Alles over series, tv en film. Vanaf de redactie van de VARAgids.

Interview: Imanuelle Grives (Van God Los)

  •  
08-10-2017
  •  
leestijd 8 minuten
  •  
515 keer bekeken
  •  
2607005063
Het duurde even – onder meer doro toedoen van een vreselijke middelbare schooldocent – maar Imanuelle Grives (32) heeft zichzelf geaccepteerd zoals ze is. 'Ik ben een werk in uitvoering.'
Mijn achternaam is Frans, maar wij spreken het een stuk minder deftig uit, gewoon als grieves, dus met een harde g en een flinke v. Hij komt uit Frans-Guyana. Mijn vader komt uit Suriname, maar zijn opa kwam van Frans-Guyana. Imanuelle betekent ‘God zij met ons’ en ‘grive’ betekent ‘merel’. God zij met ons mereltjes.
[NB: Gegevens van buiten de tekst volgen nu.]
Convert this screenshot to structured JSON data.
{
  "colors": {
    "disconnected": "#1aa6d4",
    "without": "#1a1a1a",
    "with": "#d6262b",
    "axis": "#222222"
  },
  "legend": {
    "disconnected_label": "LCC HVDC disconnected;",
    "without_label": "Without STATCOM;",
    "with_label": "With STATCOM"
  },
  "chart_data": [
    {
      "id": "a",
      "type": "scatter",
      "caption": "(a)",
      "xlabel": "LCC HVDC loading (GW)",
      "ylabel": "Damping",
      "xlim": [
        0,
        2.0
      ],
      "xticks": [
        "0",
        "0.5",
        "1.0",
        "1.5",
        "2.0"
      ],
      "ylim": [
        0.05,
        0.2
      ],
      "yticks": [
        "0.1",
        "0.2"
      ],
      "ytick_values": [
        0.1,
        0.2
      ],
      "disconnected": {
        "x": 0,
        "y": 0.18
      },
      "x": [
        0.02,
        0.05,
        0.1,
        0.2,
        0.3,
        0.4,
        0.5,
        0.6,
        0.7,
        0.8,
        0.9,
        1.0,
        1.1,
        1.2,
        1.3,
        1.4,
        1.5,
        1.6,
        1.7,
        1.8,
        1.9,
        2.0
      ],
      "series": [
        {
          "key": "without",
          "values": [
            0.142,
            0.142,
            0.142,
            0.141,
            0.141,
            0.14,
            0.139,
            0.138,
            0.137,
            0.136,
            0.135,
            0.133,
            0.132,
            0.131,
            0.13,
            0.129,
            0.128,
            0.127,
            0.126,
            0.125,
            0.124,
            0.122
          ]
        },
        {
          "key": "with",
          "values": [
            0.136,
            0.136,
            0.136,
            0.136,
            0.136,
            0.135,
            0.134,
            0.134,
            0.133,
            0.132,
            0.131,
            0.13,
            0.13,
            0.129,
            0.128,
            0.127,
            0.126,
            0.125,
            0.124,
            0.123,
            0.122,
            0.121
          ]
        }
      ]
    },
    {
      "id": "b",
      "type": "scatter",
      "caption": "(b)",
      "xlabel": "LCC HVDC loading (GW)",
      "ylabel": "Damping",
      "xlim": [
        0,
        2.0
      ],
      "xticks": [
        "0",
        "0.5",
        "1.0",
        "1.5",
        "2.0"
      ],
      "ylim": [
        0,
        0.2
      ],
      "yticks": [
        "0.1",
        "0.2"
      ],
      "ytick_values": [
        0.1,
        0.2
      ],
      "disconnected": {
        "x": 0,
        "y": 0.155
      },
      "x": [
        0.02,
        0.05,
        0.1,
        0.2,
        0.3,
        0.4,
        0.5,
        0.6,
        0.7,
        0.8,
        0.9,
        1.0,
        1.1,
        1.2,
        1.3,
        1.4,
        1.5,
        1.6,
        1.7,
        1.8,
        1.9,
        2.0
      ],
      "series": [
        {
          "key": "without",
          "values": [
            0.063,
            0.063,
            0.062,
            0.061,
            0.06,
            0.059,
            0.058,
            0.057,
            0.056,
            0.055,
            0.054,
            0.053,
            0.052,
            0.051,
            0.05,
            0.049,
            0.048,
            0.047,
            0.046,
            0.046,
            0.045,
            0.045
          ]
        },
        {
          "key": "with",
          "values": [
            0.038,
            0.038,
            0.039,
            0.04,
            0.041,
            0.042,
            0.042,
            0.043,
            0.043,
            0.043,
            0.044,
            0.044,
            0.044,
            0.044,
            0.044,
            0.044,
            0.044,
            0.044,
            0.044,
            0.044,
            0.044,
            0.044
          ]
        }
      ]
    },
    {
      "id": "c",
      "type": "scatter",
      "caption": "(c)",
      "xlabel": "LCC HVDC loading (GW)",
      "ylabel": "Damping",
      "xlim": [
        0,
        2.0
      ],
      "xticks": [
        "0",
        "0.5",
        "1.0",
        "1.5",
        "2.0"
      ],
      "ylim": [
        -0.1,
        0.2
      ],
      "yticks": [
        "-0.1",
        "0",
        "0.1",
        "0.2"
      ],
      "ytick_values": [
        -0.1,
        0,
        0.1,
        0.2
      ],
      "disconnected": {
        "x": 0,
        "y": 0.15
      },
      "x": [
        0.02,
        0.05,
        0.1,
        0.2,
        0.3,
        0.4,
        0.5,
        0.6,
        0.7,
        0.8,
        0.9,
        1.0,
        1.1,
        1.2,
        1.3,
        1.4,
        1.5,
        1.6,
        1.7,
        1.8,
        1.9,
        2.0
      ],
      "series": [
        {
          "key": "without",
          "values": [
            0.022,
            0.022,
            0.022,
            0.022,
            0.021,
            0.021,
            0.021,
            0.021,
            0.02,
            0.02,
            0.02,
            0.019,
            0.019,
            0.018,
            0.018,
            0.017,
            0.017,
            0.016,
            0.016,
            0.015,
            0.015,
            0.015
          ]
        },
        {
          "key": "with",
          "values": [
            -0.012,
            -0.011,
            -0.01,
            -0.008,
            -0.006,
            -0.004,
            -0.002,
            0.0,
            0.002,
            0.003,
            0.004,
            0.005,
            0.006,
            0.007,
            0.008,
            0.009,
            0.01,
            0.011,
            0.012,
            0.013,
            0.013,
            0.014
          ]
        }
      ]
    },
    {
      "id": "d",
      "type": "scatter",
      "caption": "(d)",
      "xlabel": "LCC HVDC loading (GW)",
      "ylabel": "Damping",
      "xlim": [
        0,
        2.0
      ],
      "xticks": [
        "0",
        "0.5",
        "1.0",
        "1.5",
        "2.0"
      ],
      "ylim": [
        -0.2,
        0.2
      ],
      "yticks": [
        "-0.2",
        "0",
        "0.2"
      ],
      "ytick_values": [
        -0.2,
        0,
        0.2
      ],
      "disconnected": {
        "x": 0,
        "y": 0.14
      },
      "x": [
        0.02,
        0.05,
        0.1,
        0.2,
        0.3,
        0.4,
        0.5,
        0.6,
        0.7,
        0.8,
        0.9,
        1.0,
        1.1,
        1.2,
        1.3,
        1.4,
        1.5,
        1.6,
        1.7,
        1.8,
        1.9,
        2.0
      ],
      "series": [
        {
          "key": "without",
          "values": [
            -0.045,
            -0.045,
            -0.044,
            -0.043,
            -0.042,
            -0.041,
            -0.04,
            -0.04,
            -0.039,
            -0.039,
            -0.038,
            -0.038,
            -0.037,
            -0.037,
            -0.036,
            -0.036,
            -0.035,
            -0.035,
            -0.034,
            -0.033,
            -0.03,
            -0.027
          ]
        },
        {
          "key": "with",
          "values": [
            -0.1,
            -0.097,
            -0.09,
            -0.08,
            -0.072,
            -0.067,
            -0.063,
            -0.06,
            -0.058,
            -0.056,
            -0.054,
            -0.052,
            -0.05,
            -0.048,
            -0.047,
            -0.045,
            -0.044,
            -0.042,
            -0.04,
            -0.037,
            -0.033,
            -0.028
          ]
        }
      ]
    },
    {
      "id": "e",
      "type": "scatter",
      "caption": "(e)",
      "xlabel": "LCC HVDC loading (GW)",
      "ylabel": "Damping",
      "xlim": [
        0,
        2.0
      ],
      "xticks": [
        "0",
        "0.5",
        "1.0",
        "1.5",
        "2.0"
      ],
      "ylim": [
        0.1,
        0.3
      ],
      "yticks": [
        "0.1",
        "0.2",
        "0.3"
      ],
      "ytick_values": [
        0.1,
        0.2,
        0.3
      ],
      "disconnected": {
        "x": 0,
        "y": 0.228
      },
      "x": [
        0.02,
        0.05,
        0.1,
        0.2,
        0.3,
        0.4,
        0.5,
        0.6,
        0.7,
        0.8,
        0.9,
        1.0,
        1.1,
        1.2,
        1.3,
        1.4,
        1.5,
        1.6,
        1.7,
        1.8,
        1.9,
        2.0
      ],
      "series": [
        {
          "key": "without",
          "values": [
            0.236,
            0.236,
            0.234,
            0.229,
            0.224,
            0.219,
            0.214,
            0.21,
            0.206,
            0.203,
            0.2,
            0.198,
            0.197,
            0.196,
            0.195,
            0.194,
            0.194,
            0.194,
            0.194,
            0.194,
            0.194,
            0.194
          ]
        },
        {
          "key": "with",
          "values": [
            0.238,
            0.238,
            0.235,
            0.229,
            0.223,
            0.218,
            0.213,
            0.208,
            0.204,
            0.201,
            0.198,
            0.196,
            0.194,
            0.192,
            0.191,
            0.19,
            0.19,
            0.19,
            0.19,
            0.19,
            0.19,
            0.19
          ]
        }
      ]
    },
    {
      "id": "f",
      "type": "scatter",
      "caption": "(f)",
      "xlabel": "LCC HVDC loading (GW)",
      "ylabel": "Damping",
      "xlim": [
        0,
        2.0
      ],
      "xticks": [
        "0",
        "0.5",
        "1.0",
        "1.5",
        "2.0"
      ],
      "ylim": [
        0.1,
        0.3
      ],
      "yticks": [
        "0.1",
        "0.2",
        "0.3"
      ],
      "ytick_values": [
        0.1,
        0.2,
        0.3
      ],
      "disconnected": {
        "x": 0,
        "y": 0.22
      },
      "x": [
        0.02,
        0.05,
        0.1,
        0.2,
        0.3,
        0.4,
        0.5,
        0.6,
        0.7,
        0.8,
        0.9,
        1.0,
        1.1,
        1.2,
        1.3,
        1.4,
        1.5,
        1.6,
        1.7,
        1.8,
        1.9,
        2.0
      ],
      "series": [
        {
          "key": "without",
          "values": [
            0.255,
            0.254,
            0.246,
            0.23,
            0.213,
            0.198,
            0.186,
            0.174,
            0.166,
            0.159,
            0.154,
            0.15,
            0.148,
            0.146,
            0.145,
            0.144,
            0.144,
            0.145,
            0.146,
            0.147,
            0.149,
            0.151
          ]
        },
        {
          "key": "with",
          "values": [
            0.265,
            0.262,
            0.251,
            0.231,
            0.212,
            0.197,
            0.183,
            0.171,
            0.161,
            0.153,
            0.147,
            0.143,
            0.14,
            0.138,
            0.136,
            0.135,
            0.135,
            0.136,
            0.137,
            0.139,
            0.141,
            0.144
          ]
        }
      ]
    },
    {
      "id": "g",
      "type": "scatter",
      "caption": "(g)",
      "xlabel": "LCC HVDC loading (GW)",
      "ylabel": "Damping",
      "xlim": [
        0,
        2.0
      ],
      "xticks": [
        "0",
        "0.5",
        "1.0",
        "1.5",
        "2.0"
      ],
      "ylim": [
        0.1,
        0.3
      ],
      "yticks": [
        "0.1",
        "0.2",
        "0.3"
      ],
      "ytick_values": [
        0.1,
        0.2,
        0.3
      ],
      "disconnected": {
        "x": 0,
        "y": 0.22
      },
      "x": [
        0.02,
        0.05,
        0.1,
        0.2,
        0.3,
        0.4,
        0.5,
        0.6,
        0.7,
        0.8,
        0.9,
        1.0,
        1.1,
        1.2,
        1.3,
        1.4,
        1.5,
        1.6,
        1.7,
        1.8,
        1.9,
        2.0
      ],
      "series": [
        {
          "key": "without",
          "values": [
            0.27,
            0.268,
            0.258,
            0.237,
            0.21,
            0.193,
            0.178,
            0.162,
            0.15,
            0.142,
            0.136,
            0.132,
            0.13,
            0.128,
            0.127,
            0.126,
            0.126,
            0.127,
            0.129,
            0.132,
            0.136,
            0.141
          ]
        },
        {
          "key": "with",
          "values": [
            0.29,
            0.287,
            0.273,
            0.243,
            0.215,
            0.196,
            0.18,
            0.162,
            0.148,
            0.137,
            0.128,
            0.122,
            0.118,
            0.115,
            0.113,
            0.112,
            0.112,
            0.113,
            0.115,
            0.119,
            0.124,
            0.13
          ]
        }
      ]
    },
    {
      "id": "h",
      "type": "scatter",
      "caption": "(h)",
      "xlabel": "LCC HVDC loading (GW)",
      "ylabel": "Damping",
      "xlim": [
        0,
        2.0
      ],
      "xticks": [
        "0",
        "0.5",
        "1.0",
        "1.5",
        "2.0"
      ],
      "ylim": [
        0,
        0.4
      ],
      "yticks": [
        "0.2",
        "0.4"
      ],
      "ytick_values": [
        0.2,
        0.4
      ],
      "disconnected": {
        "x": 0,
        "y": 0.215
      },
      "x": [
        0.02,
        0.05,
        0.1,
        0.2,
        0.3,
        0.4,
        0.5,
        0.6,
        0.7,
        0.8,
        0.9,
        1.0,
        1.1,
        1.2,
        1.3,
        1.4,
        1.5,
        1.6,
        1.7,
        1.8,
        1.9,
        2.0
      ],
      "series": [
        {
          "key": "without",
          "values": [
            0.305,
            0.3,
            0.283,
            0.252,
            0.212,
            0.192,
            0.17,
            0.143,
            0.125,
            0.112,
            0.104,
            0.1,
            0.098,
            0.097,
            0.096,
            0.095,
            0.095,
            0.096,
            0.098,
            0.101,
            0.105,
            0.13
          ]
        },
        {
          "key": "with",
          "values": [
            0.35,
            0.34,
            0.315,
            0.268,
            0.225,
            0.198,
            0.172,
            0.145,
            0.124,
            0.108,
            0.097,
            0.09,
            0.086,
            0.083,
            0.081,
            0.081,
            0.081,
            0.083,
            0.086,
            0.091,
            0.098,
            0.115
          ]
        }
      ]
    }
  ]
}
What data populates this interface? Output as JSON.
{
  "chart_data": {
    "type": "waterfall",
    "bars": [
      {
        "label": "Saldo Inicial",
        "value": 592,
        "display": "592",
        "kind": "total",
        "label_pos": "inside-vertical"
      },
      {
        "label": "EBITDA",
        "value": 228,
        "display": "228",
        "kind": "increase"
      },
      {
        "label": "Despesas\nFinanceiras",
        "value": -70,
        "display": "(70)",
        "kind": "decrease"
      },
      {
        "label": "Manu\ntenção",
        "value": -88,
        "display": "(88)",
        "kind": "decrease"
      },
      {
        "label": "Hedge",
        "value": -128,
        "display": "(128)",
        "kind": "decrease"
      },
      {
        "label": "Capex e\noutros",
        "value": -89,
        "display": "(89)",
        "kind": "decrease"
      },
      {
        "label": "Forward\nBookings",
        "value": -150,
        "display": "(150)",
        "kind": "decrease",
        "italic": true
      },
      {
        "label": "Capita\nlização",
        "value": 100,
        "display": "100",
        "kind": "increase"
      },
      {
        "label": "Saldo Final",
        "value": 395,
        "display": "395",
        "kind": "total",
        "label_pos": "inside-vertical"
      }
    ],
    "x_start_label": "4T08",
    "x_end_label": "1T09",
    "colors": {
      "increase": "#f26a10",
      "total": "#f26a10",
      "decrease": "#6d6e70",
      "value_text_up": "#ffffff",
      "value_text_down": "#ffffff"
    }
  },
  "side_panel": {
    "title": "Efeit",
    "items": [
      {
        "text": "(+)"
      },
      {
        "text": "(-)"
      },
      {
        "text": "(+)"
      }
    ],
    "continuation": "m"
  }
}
Je voornaam hoor je ook niet zo vaak.
Mijn ouders dachten dat ik een jongetje zou worden en wilden me Emanuel ­noemen. Zelfs toen ik al geboren was, dacht mijn vader nog steeds dat ik een jongen was. Tot de dokter zei: nee meneer, dat is de navelstreng.
 
[blendlebutton]
Was jij de eerstgeborene?
Van míjn ouders wel. Ik kom uit een gezin van zes. Mijn moeders eerste man is jong overleden, met hem had ze drie kinderen. Ze hertrouwde met mijn vader en ze kregen er nog drie. Mijn vader had ook al drie kinderen, dus eigenlijk was het een gezin van negen.
Hoe was dat, opgroeien in zo’n groot samengesteld gezin?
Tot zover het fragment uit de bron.